The status or institution of simultaneous marriage of more than one woman to one man, or of several women to several men. The two forms are polygyny and polyandry. In ordinary use, the term is restricted to polygyny, i.e., where one man is simultaneously married to more than one woman.

Polygamy as polygyny is contrary to divine positive law governing the marriage union (Genesis 2:24; Ephesians 5:31). According to the natural law, even successive polygamy (as in societies that legalize marriage after divorce) hinders the proper care and education of children.
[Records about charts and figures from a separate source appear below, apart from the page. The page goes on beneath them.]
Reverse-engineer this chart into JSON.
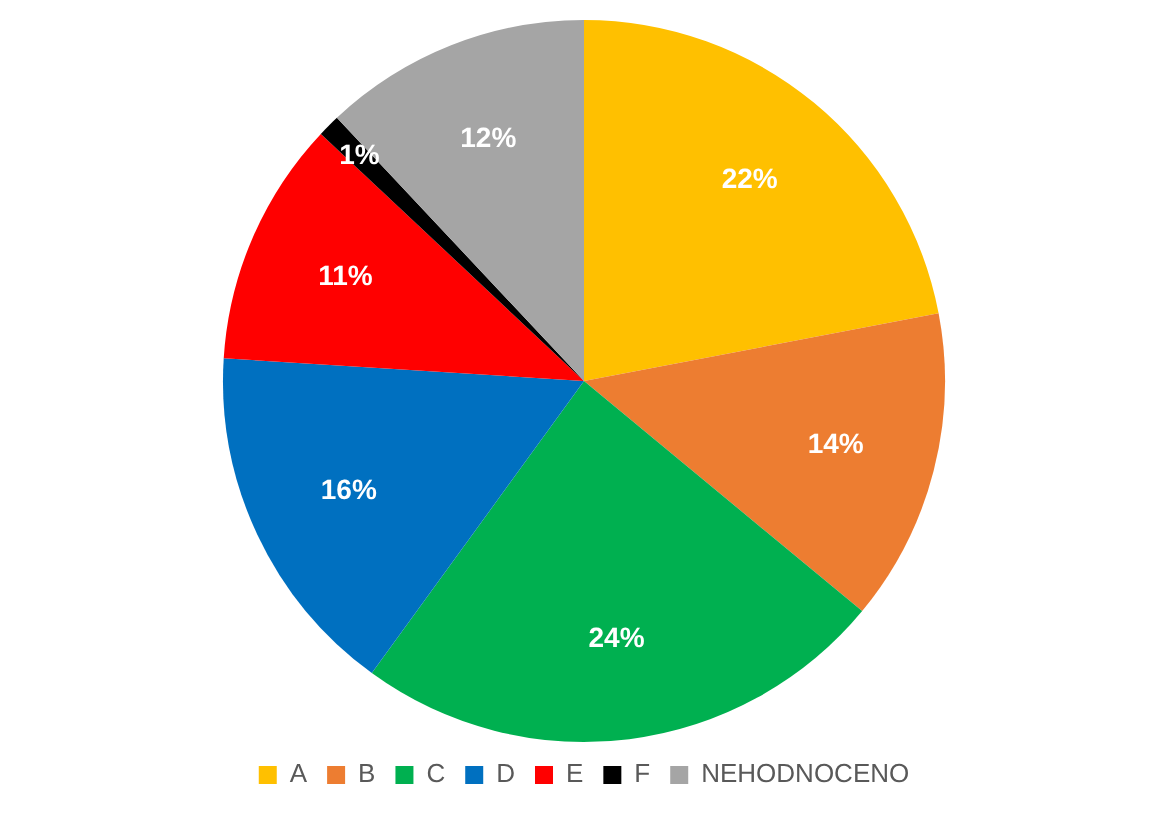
{
  "chart_data": {
    "type": "pie",
    "categories": [
      "A",
      "B",
      "C",
      "D",
      "E",
      "F",
      "NEHODNOCENO"
    ],
    "values": [
      22,
      14,
      24,
      16,
      11,
      1,
      12
    ],
    "value_labels": [
      "22%",
      "14%",
      "24%",
      "16%",
      "11%",
      "1%",
      "12%"
    ],
    "colors": [
      "#ffc000",
      "#ed7d31",
      "#00b050",
      "#0070c0",
      "#ff0000",
      "#000000",
      "#a5a5a5"
    ],
    "legend": "bottom"
  }
}
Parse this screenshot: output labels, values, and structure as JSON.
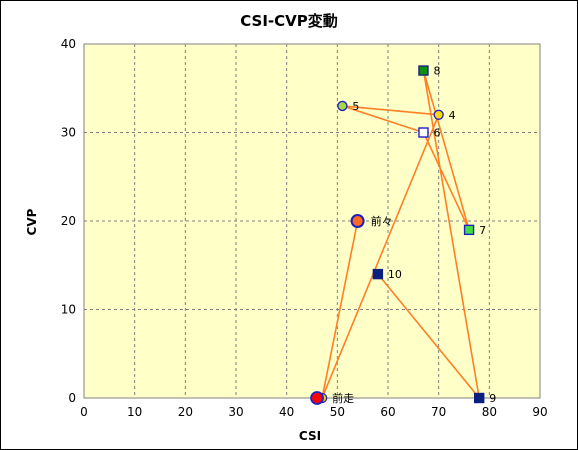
{
  "chart_data": {
    "type": "scatter",
    "title": "CSI-CVP変動",
    "xlabel": "CSI",
    "ylabel": "CVP",
    "xlim": [
      0,
      90
    ],
    "ylim": [
      0,
      40
    ],
    "xticks": [
      "0",
      "10",
      "20",
      "30",
      "40",
      "50",
      "60",
      "70",
      "80",
      "90"
    ],
    "yticks": [
      "0",
      "10",
      "20",
      "30",
      "40"
    ],
    "grid": true,
    "colors": {
      "plot_background": "#ffffc8",
      "grid": "#808080",
      "path_line": "#ff7f27"
    },
    "path_order": [
      "前々",
      "前走",
      "4",
      "5",
      "6",
      "7",
      "8",
      "9",
      "10"
    ],
    "points": [
      {
        "label": "前々",
        "x": 54,
        "y": 20,
        "marker": "circle",
        "fill": "#ff6a20",
        "stroke": "#2020c0",
        "size": "large"
      },
      {
        "label": "前走",
        "x": 47,
        "y": 0,
        "marker": "circle",
        "fill": "#ffd700",
        "stroke": "#2020c0",
        "size": "small"
      },
      {
        "label": "4",
        "x": 70,
        "y": 32,
        "marker": "circle",
        "fill": "#ffd700",
        "stroke": "#2020c0",
        "size": "small"
      },
      {
        "label": "5",
        "x": 51,
        "y": 33,
        "marker": "circle",
        "fill": "#a8d840",
        "stroke": "#2020c0",
        "size": "small"
      },
      {
        "label": "6",
        "x": 67,
        "y": 30,
        "marker": "square",
        "fill": "#ffffff",
        "stroke": "#2020c0",
        "size": "small"
      },
      {
        "label": "7",
        "x": 76,
        "y": 19,
        "marker": "square",
        "fill": "#40e040",
        "stroke": "#2020c0",
        "size": "small"
      },
      {
        "label": "8",
        "x": 67,
        "y": 37,
        "marker": "square",
        "fill": "#109010",
        "stroke": "#1a237e",
        "size": "small"
      },
      {
        "label": "9",
        "x": 78,
        "y": 0,
        "marker": "square",
        "fill": "#0a2080",
        "stroke": "#0a2080",
        "size": "small"
      },
      {
        "label": "10",
        "x": 58,
        "y": 14,
        "marker": "square",
        "fill": "#0a2080",
        "stroke": "#0a2080",
        "size": "small"
      }
    ],
    "current_marker": {
      "x": 46,
      "y": 0,
      "fill": "#ff0000",
      "stroke": "#2020c0"
    }
  }
}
And it places an intolerable burden on practicing mutual love between the spouses.

In the Old Testament, God tolerated polygamy for a certain time, as it appears from the examples of men such as Abraham, Jacob, and David. But with the proclamation of the New Law, this concession, almost wrested from by God by reason of the moral obtuseness of man, was revoked. Marriage was restored to its original unity. The language of Christ is very explicit (Matthew 19:3-9; Mark 10:1-12; Luke 16:18). Catholic tradition has consistently interpreted Christ's teaching as absolutely forbidding polygamy, and the prohibition was defined by the Council of Trent, pronouncing anathema against anyone who says that "it is lawful for Christians to have several wives at the same time, and that it is not forbidden by any divine law" (Denzinger 1802). (Etym. Greek polygamos, having many wives.)